While away, his wife dies, and his son, played by Shin Myung-chul, becomes a wandering orphan. The starving child attempts to escape to China, but is captured and placed in a re-education camp - where the film's most harrowing scenes take place. A bribe arranged by his father, now in South Korea, breaks him out of the camp. The film's jarring finale takes place in the Mongolian Desert.
Avoiding the melodrama of many South Korean films, "Crossing" is relentless in its detailed, docudrama approach. A cross-border trader and his family are seized by secret police in a midnight raid. Ragged orphans beg in destitute markets. Camp guards kick a pregnant woman in China in the stomach.
Kim Tae-kyun, the film's director, said he did not retain Mr. Yoo, a high-profile defector, as a consultant for fear of creating a political incident while filming in China. Last year, Mr. Yoo was imprisoned there for four months after assisting North Korean defectors. Half of the film's proceeds will go to help North defectors, Mr. Kim said.
The life of Mr. Yoo, now a Seoul-based Christian activist, mirrors much of the plot of "Crossing."
After losing his wife and a son during the North Korean famine of the late 1990s, he escaped to China with his surviving son, Chul-min. Despairing of making a living, and in fear of deportation - Chinese authorities routinely send North Korean defectors home, where many face terrible punishment - Mr. Yoo put the boy into foster care while he attempted to escape to Seoul.
He reached South Korea and worked as a laborer, earning money to pay smugglers to bring his son out of China. In 2002, Chul-min set off from China for Mongolia to reunite with his father. In the barren frontier between the countries, lost, weak and exhausted, the child died from exposure.
Yoo Chul-min is buried under a wooden cross in the Mongolian desert. He was 10 years old.

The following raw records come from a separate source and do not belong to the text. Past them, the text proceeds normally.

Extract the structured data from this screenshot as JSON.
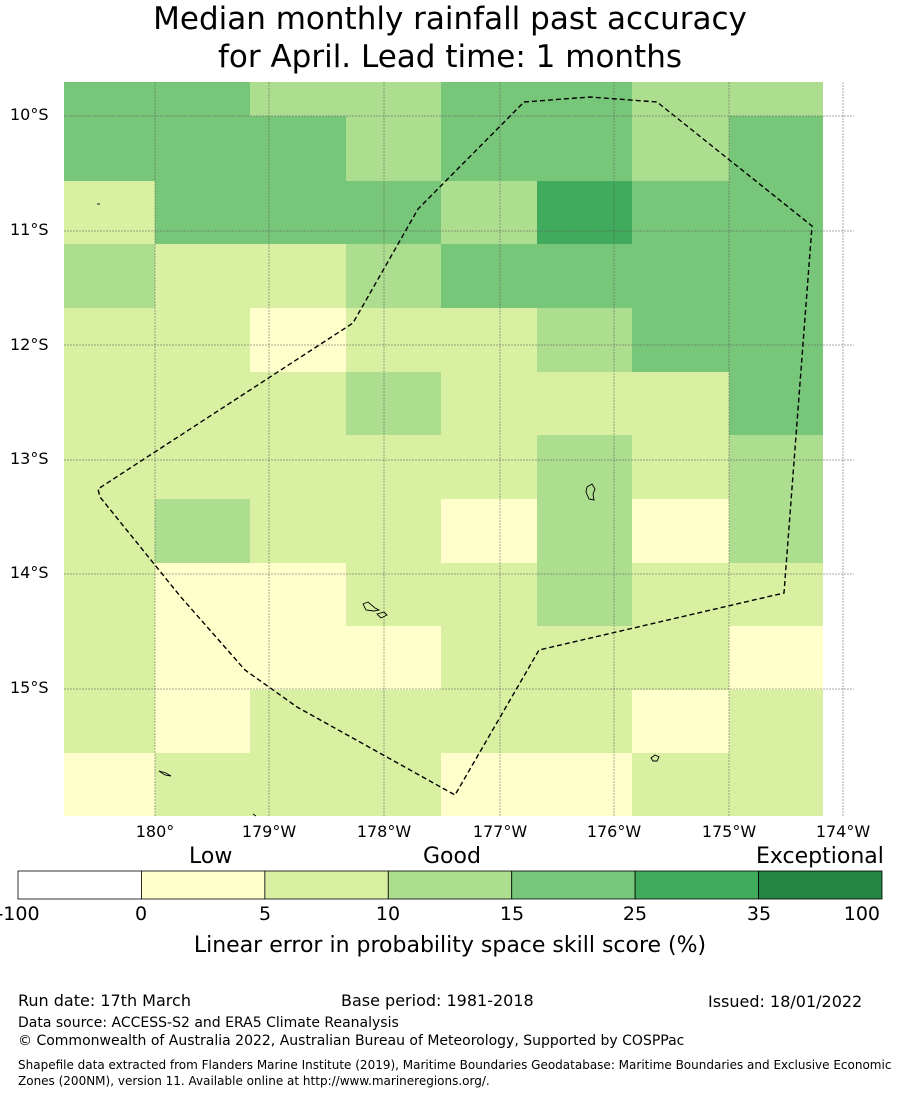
{
  "title": {
    "line1": "Median monthly rainfall past accuracy",
    "line2": "for April. Lead time: 1 months"
  },
  "map": {
    "lat_labels": [
      "10°S",
      "11°S",
      "12°S",
      "13°S",
      "14°S",
      "15°S"
    ],
    "lon_labels": [
      "180°",
      "179°W",
      "178°W",
      "177°W",
      "176°W",
      "175°W",
      "174°W"
    ],
    "grid_levels": [
      [
        3,
        3,
        2,
        2,
        3,
        3,
        2,
        2
      ],
      [
        3,
        3,
        3,
        2,
        3,
        3,
        2,
        3
      ],
      [
        1,
        3,
        3,
        3,
        2,
        4,
        3,
        3
      ],
      [
        2,
        1,
        1,
        2,
        3,
        3,
        3,
        3
      ],
      [
        1,
        1,
        0,
        1,
        1,
        2,
        3,
        3
      ],
      [
        1,
        1,
        1,
        2,
        1,
        1,
        1,
        3
      ],
      [
        1,
        1,
        1,
        1,
        1,
        2,
        1,
        2
      ],
      [
        1,
        2,
        1,
        1,
        0,
        2,
        0,
        2
      ],
      [
        1,
        0,
        0,
        1,
        1,
        2,
        1,
        1
      ],
      [
        1,
        0,
        0,
        0,
        1,
        1,
        1,
        0
      ],
      [
        1,
        0,
        1,
        1,
        1,
        1,
        0,
        1
      ],
      [
        0,
        1,
        1,
        1,
        0,
        0,
        1,
        1
      ]
    ],
    "boundary": "EEZ (200NM)"
  },
  "colorbar": {
    "category_labels": [
      "Low",
      "Good",
      "Exceptional"
    ],
    "ticks": [
      "-100",
      "0",
      "5",
      "10",
      "15",
      "25",
      "35",
      "100"
    ],
    "colors": [
      "#ffffff",
      "#ffffcc",
      "#d9f0a3",
      "#addd8e",
      "#78c679",
      "#41ab5d",
      "#238443"
    ],
    "title": "Linear error in probability space skill score (%)"
  },
  "footer": {
    "run_date": "Run date: 17th March",
    "base_period": "Base period: 1981-2018",
    "issued": "Issued: 18/01/2022",
    "data_source": "Data source: ACCESS-S2 and ERA5 Climate Reanalysis",
    "copyright": "© Commonwealth of Australia 2022, Australian Bureau of Meteorology, Supported by COSPPac",
    "shapefile": "Shapefile data extracted from Flanders Marine Institute (2019), Maritime Boundaries Geodatabase: Maritime Boundaries and Exclusive Economic Zones (200NM), version 11. Available online at http://www.marineregions.org/."
  }
}
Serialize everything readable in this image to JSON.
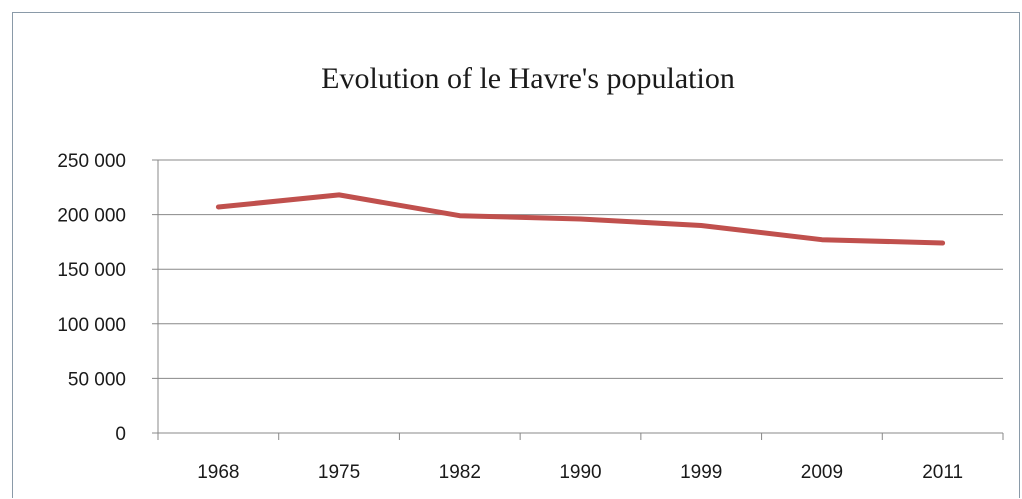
{
  "chart_data": {
    "type": "line",
    "title": "Evolution of le Havre's population",
    "categories": [
      "1968",
      "1975",
      "1982",
      "1990",
      "1999",
      "2009",
      "2011"
    ],
    "series": [
      {
        "values": [
          207000,
          218000,
          199000,
          196000,
          190000,
          177000,
          174000
        ]
      }
    ],
    "y_ticks": [
      "0",
      "50 000",
      "100 000",
      "150 000",
      "200 000",
      "250 000"
    ],
    "ylim": [
      0,
      250000
    ],
    "grid": true,
    "legend": "none",
    "colors": {
      "line": "#c0504d",
      "grid": "#888888",
      "axis": "#888888"
    }
  }
}
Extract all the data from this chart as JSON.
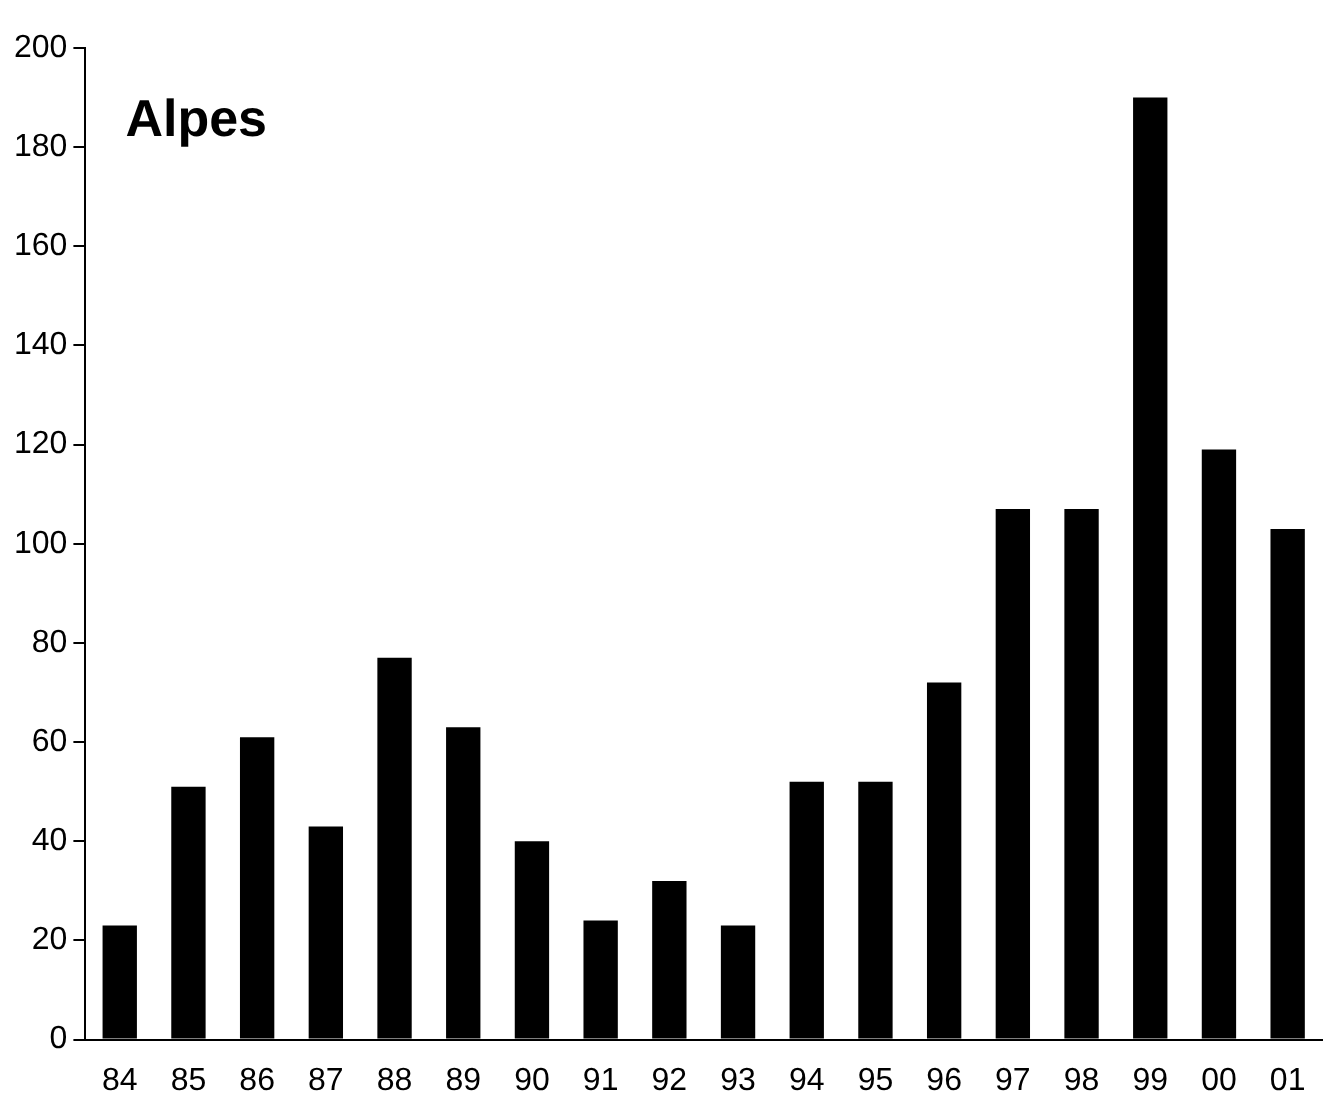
{
  "chart_data": {
    "type": "bar",
    "title": "Alpes",
    "categories": [
      "84",
      "85",
      "86",
      "87",
      "88",
      "89",
      "90",
      "91",
      "92",
      "93",
      "94",
      "95",
      "96",
      "97",
      "98",
      "99",
      "00",
      "01"
    ],
    "values": [
      23,
      51,
      61,
      43,
      77,
      63,
      40,
      24,
      32,
      23,
      52,
      52,
      72,
      107,
      107,
      190,
      119,
      103
    ],
    "color": "#000000",
    "ylim": [
      0,
      200
    ],
    "yticks": [
      0,
      20,
      40,
      60,
      80,
      100,
      120,
      140,
      160,
      180,
      200
    ],
    "grid": false,
    "legend": false
  }
}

German human rights activist Norbert Vollertsen, who briefly knew Yoo Chul-min, has arranged for the film to be screened in July at the European Parliament. He said the film took him back to his time working as an aid doctor in rural North Korea.
"People will see this film so they can see places where they cannot go, and see things they cannot see," Mr. Yoo said. "I hope the film can help the world know about North Korea."
"It would be pertinent if China's leadership watched this film," said Tim Peters, an American activist and friend of Mr. Yoo's who attended the screening. "With the stroke of a pen, they could stop thousands of tragedies."